アメリカの夏休みはアルバイトで学費を自らかせぐ学生にとって存在するといっても過言ではありません。ところがそのアルバイトですら求人率が低下し、dry spell(長期の「ひでり」状況)が続いています。以下はその状況を伝える記事ですが、その中のreinventは、re+inventで、「〜を再発明する」と、一見簡単そうなフレーズですが、意外と使いこなせない表現だと思います。この文脈では「〜を根本から考え直す、見直す」といった意味でしょう。(UG)
Summer jobs hit record dry spell
By Dennis Cauchon, USA TODAY
The worst summer on record for young people who wanted a job staggered to an end this Labor Day weekend.
Only 47.6% of people ages 16 to 24 had jobs in August, the lowest level since the government began keeping track in 1948, according to the Labor Department. By comparison, 62.8% of that age group was employed in August 2000.
The ongoing recession hit young people especially hard this summer, sending many back to school with fewer dollars to spend. The unemployment rate averaged a record 18.3% during June, July and August for those younger than 25. That's more than twice the jobless rate for people 25 and older. Overall, the jobless rate edged up to 9.6% in August. It was 9.5% in July.

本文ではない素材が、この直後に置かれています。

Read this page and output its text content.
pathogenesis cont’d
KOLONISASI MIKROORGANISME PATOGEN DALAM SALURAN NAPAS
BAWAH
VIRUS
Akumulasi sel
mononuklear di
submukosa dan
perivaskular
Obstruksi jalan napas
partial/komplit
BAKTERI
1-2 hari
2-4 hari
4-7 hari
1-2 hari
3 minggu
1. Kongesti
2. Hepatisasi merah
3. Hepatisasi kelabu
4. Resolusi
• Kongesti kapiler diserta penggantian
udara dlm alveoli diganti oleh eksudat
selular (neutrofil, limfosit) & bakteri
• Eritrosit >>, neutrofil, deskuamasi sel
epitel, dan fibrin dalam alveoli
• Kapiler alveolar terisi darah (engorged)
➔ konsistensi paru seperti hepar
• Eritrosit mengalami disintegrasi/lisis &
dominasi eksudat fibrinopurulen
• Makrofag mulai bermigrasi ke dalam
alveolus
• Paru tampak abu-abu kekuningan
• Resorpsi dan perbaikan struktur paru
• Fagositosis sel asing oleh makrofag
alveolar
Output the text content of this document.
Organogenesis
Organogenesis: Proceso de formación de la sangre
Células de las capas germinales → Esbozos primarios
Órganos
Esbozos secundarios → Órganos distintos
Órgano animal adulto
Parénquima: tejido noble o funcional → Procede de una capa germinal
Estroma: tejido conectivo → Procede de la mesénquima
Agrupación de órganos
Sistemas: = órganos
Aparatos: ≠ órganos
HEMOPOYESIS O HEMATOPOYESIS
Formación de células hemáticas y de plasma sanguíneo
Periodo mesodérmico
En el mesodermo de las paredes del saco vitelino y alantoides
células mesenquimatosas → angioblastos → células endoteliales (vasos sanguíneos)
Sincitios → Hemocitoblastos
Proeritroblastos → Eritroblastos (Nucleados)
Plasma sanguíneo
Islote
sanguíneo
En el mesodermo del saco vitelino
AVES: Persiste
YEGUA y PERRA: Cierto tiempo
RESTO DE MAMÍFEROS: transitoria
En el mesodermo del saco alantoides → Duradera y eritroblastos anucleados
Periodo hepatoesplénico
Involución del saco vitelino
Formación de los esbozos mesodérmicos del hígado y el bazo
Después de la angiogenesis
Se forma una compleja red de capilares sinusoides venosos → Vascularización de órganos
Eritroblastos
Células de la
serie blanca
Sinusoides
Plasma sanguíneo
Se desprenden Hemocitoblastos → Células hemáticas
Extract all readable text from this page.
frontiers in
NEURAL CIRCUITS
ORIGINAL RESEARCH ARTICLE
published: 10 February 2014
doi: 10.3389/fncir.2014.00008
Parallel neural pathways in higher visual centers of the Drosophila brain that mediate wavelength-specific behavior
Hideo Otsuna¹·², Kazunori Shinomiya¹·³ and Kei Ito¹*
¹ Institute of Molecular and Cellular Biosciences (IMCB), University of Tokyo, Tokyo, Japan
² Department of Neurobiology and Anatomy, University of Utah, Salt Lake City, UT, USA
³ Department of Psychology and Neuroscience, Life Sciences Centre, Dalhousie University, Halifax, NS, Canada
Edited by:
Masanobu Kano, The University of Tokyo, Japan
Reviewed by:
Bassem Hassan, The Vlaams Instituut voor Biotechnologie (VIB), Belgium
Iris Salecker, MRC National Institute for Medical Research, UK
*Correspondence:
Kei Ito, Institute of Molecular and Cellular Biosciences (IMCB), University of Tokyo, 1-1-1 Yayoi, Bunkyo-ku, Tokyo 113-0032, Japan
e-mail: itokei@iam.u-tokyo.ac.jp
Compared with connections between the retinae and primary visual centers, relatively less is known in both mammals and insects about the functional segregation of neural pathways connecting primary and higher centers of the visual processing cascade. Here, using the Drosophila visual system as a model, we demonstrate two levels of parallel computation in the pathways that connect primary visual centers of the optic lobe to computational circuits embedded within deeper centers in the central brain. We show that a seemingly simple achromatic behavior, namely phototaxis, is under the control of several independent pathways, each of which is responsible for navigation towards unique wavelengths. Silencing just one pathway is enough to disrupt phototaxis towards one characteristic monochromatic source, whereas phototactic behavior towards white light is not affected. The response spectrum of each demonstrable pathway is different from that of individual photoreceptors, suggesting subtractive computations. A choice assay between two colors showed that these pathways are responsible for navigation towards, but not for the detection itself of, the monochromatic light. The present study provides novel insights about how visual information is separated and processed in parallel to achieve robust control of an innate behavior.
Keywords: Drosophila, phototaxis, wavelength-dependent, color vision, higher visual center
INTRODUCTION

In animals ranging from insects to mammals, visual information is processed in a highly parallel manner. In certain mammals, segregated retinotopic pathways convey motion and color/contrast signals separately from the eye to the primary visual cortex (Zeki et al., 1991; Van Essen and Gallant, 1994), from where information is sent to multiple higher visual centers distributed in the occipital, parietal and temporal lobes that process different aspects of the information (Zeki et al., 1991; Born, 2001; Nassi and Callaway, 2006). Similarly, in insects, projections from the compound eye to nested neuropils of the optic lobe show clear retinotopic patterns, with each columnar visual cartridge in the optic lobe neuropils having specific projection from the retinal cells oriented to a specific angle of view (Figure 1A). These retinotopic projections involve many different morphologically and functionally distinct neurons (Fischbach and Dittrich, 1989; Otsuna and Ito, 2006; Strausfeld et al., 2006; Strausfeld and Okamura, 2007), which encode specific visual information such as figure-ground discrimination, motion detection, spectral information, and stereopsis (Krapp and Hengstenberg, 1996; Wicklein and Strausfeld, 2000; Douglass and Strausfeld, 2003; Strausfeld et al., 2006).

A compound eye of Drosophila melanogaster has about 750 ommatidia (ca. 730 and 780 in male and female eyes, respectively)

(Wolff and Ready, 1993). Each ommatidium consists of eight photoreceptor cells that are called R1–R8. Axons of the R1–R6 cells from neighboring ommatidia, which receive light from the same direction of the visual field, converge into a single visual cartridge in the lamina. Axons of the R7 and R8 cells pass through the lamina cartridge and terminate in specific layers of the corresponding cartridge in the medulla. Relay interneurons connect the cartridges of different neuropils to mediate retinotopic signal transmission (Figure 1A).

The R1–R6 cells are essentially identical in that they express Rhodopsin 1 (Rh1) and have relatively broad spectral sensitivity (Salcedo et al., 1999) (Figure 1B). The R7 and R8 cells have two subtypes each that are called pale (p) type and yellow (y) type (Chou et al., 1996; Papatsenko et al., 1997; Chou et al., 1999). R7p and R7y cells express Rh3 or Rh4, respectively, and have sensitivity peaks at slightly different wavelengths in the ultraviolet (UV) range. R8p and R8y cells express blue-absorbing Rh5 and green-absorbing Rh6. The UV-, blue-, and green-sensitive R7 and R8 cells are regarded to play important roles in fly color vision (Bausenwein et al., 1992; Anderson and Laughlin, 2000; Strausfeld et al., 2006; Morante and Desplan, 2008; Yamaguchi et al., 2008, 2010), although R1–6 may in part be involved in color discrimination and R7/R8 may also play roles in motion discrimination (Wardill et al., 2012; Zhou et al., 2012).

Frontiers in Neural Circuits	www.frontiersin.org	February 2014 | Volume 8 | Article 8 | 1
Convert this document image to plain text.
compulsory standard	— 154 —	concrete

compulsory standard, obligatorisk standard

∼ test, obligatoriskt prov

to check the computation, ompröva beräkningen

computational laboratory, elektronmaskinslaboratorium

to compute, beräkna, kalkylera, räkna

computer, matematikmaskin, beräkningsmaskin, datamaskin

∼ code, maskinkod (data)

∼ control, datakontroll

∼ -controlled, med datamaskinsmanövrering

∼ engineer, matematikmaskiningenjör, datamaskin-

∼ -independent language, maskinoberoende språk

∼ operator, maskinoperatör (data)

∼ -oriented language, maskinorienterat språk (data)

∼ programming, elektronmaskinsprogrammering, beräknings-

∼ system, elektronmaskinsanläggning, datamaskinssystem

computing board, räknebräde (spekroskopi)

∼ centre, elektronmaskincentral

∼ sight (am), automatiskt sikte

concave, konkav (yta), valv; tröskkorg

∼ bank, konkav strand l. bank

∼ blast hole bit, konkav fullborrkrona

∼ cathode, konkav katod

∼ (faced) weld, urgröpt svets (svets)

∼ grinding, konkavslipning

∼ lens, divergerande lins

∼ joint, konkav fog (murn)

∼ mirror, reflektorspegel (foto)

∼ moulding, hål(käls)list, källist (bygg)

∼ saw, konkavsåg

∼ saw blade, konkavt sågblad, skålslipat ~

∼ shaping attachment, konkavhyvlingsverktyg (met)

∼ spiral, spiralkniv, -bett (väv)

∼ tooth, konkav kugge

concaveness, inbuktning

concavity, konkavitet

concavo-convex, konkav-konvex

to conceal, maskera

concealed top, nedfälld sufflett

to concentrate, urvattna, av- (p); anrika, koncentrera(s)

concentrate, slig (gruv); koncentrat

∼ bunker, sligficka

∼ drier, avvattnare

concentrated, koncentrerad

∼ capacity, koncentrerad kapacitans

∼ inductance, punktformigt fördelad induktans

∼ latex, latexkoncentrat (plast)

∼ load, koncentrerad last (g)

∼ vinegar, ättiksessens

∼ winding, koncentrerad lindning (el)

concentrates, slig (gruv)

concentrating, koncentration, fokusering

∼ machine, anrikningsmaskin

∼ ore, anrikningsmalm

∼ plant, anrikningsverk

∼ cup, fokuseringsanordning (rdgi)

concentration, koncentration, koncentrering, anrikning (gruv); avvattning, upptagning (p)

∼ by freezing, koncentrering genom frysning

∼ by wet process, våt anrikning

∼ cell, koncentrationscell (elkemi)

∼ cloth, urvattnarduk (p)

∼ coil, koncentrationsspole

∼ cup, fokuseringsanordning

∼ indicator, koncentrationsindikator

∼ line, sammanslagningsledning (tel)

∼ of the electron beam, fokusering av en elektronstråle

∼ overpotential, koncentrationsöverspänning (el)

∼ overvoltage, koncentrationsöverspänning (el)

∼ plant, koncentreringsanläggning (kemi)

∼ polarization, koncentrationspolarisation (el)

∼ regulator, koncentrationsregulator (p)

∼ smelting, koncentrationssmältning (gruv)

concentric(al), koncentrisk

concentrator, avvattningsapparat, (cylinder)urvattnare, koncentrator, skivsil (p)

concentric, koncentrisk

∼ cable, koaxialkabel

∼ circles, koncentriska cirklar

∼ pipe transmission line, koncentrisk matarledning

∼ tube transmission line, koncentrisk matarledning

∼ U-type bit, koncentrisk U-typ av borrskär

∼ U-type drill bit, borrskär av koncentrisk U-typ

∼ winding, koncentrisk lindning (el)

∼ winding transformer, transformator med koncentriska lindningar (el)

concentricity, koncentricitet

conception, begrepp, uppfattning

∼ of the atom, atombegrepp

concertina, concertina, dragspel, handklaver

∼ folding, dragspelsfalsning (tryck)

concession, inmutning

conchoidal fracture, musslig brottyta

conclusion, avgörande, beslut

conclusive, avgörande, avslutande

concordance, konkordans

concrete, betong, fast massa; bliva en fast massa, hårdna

Traditional summer jobs were in short supply:
•Restaurants were hit hard by cutbacks in consumer spending — and that hurt an industry in which 40% of workers are under 25.
•States and cities, struggling with budget problems, hired fewer high school and college kids to work at parks, pools and other places. New York City slashed its summer youth employment program from 52,000 to 35,500 because of cutbacks in funding by the state.
Hudson Riehle, senior vice president of research at the National Restaurant Association, says fewer people are quitting jobs during the recession, shrinking job openings for young workers. When jobs do become available, experienced, older workers are often available for them. "Restaurant operators report a much wider variety of applicants to choose from," Riehle says. One bright sign: Restaurants did add more than 12,000 jobs in August, as summer waned. Young people are flooding back to community colleges and technical schools to reinvent themselves for jobs in health care and other fields.
"We've seen an explosion in students coming back, because the job market has turned south," says Colleen Hartfield, a vice president at Hinds Community College, which has 13,000 students in six central Mississippi locations.
"People are trying to prepare themselves for a very tight job market," she says.